To assess 30-day morbidity and mortality following partial nephrectomy (PN) and radical nephrectomy (RN) with relation to the administration of perioperative blood transfusions PBT).The National Surgical Quality Improvement Program was queried for patients with malignant renal tumors (International Classification of Diseases Ninth Revision codes 189-189.2) who underwent RN (Current Procedure Terminology codes 50220, 50225, 50230, 50234, 50236, 50545, 50546, 50548) or PN (50240, 50543) between 2005-2013. Patients were stratified by transfusion status and assessed for postoperative outcomes both separately and in composite, including morbidity, mortality, infectious complications, and pulmonary complications.

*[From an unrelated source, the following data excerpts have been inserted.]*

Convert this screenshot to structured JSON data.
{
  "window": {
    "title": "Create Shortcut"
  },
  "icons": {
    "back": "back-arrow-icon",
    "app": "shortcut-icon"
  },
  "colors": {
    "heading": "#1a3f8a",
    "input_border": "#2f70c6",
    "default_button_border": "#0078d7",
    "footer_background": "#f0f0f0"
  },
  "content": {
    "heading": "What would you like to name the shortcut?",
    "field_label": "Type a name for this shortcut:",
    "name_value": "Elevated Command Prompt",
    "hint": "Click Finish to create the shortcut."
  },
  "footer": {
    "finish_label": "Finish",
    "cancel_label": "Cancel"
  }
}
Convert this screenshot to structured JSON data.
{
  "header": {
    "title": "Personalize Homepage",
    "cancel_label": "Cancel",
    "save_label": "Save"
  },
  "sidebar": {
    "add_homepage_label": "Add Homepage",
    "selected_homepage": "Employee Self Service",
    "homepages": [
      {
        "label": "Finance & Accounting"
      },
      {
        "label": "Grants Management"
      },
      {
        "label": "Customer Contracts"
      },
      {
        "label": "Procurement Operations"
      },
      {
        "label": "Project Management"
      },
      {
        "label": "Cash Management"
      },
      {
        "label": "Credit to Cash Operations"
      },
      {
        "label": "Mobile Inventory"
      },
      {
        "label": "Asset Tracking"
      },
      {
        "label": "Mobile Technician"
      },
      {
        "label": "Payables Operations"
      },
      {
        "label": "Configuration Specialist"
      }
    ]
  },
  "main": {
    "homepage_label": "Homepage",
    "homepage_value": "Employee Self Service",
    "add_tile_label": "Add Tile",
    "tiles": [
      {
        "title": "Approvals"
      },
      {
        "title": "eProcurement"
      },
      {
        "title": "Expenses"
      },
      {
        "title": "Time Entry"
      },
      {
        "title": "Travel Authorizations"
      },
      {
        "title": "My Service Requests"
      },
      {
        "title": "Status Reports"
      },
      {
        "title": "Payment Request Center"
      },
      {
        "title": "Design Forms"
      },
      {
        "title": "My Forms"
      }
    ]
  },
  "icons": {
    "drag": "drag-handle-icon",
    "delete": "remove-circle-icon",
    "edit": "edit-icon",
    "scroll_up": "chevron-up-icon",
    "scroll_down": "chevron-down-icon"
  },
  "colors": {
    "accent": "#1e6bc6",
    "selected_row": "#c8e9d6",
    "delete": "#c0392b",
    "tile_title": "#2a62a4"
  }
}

Univariate and multivariate analyses were performed to identify significant independent predictors of these composite outcomes.The overall transfusion rates were 15.8% and 8.2% for RN and PN, respectively. On multivariate analysis, PBT was associated with increased morbidity (RN: OR 2.147, 95% CI 1.687-2.733; PN: OR 2.081, 95% CI 1.434-3.022), mortality (RN: OR 2.308, 95% CI 1.159-4.598; PN: OR 5.166, 95% CI 1.207-22.12), infectious complications (RN: OR 1.656, 95% CI 1.151-2.383; PN: OR 1.945, 95% CI 1.128-3.354) and pulmonary complications (RN: OR 3.040, 95% CI 2.125-4.349; OR 3.771, 95% CI 2.108-6.746).For patients undergoing RN or PN there is a significant association between receipt of PBT and 30-day postoperative outcomes, specifically overall morbidity, mortality, infectious complications, and pulmonary complications. The mechanism that underlies these effects has not been elucidated, but it most likely involves immunomodulation and acute lung injury. Future research should focus on formulating comprehensive transfusion guidelines for oncologic-related nephrectomies.